11. The one or more non-transitory computer-readable media of claim 10, wherein the requesting entity comprises an upstream software application.

12. The one or more non-transitory computer-readable media of claim 10, wherein the instructions further cause the one or more processors to perform the steps of:

receiving an event, wherein the event includes one or more contextual elements and one or more values associated with the contextual elements;

generating a random event ID associated with the event;

transmitting the event ID and the one or more contextual elements to each of the plurality of feature value engines; and

associating the assigned intermediate values received from the plurality of feature value engines with the unique ID.

13. The one or more non-transitory computer-readable media of claim 12, wherein the instructions further cause the one or more processors to perform the steps of repeatedly updating the value for the machine learning feature based on one or more additional received events.

14. The one or more non-transitory computer-readable media of claim 10, wherein the context includes one or more contextual elements, and a sub-context of the plurality of distinct sub-contexts includes a combination of the one or more of contextual elements included in the context.

15. The one or more non-transitory computer-readable media of claim 14, wherein the contextual elements include at least one of a user's location, a user's profile, a time of day, an identification number associated with a user's device, or a user's current Internet Protocol (IP) address.

16. The one or more non-transitory computer-readable media of claim 14, wherein the instructions, when generating the plurality of distinct sub-contexts, cause the one or more processors to:

identify a plurality of contextual elements included in the context;

determine intermediate values necessary to calculate a value for the machine learning feature;

determine one or more distinct combinations of contextual elements, wherein each distinct combination includes one or more contextual elements necessary to calculate one or more of the intermediate values; and

identify each of the one or more distinct combinations of contextual elements as a distinct sub-context.
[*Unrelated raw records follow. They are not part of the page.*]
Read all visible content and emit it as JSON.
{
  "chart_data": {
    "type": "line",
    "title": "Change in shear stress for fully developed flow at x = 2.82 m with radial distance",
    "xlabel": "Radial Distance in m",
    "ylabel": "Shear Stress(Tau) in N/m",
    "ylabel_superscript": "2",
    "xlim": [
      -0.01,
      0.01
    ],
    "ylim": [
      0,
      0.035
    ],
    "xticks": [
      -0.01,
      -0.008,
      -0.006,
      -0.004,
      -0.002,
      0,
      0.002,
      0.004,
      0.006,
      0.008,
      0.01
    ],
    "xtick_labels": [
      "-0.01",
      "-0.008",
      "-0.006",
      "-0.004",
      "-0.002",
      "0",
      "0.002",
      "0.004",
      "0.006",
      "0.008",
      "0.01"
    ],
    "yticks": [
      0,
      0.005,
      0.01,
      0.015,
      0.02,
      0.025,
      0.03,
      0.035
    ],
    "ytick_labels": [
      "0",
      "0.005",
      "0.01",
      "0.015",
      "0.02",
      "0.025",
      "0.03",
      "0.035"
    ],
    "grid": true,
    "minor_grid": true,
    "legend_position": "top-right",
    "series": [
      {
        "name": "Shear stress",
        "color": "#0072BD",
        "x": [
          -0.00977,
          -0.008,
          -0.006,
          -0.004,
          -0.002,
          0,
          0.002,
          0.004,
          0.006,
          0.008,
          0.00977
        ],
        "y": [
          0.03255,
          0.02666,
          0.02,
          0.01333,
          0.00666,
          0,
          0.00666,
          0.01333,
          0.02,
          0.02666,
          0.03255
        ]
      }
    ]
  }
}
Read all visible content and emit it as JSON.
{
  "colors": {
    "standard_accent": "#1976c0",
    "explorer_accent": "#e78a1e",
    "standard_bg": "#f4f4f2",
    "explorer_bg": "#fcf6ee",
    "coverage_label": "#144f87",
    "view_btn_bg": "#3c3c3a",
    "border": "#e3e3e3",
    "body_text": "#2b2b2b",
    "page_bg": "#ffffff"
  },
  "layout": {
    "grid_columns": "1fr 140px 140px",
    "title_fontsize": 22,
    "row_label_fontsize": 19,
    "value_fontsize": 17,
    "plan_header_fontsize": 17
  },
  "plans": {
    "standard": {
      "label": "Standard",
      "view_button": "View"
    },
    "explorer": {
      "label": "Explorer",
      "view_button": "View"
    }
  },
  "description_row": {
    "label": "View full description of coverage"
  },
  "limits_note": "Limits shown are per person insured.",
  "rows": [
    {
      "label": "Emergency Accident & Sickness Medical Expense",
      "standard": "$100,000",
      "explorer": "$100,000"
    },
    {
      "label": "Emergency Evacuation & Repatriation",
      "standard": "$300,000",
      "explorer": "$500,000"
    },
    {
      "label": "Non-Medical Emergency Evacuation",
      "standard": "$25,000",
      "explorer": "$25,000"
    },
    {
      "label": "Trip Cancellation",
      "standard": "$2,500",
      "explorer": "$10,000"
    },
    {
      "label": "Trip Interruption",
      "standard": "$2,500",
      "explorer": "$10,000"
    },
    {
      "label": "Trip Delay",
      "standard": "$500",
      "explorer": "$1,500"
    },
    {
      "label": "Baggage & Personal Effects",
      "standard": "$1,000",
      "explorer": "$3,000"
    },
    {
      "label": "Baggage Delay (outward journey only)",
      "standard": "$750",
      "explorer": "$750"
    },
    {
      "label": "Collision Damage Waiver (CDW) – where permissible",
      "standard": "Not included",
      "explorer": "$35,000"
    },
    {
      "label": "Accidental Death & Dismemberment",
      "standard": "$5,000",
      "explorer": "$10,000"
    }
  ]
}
17. The one or more non-transitory computer-readable media of claim 16, wherein a particular feature value engine assigns intermediate values based on data stored in one or more feature data sets.

18. The one or more non-transitory computer-readable media of claim 10, wherein the plurality of feature value engines are implemented as virtual machines (VMs).

19. A computer-implemented method for generating machine learning training data, the computer-implemented method comprising:

receiving, from a machine learning engine, a machine learning feature and a context;

generating a plurality of distinct sub-contexts based on the context;

assigning each of the plurality of distinct sub-contexts to a different feature value engine of a plurality of feature value engines;

assigning, via parallel operation of the plurality of feature value engines, intermediate values based on the plurality of sub-contexts;

receiving, from the plurality of feature value engines, the intermediate values;

aggregating the intermediate values to generate a value for the machine learning feature; and

storing the machine learning feature and the generated value for the machine learning feature in a training data set.

20. The computer-implemented method of claim 19, wherein the context includes a timestamp that references a historical point in time.